Monday, September 30, 2019

Jessye Norman

Oh, this is a tremendous shock: the great Jessye Norman has died, age 74. The Times, which is still preparing a full obituary, uses the words "regal" and "majestic" in their headline and lede, and those are exactly right.

Her family's statement to the AP says that she died of septic shock and multiple organ failure following complications of a spinal injury she suffered in 2015.

I saw her live only once, in one of the odder American Masters concerts, singing Cage. This was a few years ago; the soprano was well into her 60s and sounded great. You could check out her Sieglinde in the videos of the Met Ring, from 1990, where she is in magnificent voice, or the Met video of Les Troyens, where she is a splendid Cassandre.

Here she is in Richard Strauss's Four Last Songs:





Obits and memorials:
Tommasini discusses her mannerisms and vocal decline.
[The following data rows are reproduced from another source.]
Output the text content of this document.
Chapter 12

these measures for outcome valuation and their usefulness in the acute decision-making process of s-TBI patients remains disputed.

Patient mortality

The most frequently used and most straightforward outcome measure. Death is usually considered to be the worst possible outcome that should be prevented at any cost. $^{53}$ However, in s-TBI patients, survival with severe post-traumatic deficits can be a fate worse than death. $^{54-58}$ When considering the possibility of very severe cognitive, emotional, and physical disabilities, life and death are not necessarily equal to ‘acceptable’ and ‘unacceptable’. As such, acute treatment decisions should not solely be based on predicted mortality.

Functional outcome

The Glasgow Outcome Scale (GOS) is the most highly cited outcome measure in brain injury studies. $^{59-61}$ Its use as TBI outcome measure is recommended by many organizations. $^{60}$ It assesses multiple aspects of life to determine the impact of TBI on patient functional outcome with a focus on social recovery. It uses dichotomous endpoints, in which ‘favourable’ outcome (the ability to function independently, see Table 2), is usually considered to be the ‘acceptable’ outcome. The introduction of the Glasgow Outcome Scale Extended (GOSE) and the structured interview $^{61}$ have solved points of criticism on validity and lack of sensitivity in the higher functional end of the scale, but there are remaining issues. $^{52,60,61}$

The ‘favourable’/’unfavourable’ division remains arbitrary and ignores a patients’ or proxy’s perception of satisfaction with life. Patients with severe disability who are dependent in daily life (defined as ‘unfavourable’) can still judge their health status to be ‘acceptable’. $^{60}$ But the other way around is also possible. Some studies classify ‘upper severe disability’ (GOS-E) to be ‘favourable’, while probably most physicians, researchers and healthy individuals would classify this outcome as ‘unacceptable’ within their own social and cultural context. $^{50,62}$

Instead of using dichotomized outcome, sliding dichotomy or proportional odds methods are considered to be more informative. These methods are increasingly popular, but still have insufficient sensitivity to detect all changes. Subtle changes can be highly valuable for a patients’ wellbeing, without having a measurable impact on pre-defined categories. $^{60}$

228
The WaPost obit names a sister and a brother as survivors, as does the Times. There is no discussion of marriage, children, etc., even "the soprano never married." 
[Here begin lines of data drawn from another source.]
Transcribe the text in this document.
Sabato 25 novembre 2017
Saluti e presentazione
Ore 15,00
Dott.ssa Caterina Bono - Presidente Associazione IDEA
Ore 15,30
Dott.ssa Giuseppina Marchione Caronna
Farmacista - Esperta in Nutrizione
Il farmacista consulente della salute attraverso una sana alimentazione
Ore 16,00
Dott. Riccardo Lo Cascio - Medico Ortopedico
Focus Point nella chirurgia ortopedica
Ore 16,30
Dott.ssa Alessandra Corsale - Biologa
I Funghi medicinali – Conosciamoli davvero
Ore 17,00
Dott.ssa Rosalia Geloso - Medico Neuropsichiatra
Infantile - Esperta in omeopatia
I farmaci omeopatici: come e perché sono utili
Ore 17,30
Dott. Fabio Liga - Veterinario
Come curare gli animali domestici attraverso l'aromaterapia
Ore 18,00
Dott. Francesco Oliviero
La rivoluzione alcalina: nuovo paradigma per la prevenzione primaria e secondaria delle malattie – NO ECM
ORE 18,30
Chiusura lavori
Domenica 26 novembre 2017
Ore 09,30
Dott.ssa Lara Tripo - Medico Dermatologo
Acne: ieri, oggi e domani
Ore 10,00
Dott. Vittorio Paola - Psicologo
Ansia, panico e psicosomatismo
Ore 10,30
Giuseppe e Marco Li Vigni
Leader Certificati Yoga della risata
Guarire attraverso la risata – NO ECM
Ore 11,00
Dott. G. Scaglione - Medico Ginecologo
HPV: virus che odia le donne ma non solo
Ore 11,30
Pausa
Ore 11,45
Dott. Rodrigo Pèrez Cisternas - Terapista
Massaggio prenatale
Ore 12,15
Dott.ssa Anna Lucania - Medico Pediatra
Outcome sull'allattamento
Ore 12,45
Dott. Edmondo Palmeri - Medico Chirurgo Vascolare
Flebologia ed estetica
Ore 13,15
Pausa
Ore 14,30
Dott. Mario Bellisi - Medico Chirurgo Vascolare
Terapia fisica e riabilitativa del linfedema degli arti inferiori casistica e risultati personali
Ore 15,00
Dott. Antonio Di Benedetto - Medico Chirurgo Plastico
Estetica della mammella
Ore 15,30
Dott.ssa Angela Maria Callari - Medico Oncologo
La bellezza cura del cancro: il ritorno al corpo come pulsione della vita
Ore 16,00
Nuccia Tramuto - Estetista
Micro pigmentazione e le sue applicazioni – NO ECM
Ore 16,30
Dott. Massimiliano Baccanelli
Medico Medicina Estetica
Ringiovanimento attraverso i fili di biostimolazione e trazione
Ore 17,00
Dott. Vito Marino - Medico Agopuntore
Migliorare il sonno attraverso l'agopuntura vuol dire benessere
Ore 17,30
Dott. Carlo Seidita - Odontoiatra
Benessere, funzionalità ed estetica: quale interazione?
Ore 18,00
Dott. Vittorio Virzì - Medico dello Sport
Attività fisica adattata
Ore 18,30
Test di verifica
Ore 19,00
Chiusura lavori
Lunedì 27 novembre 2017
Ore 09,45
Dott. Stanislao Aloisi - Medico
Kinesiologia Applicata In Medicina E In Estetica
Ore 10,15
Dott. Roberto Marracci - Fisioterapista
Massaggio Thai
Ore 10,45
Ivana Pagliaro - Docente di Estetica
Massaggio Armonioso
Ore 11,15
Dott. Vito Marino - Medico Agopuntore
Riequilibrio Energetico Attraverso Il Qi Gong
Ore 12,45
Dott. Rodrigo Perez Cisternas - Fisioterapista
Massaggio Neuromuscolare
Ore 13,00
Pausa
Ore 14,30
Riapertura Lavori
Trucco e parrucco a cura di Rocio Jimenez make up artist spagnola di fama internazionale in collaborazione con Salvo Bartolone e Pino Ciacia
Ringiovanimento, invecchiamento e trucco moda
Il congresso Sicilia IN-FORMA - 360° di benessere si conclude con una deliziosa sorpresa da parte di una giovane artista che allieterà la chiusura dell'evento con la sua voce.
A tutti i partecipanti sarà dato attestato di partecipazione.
Another item: she never sang staged opera at San Francisco Opera, where the archive list her in two concerts. At the Met, she sang only 80 performances, which doesn't even put her on the performer report, which starts with singers who have sung at least 100 performances there. (Nonetheless, Gelb trumpeted this as something great. Ahem.) A great career with an interesting and unusual shape.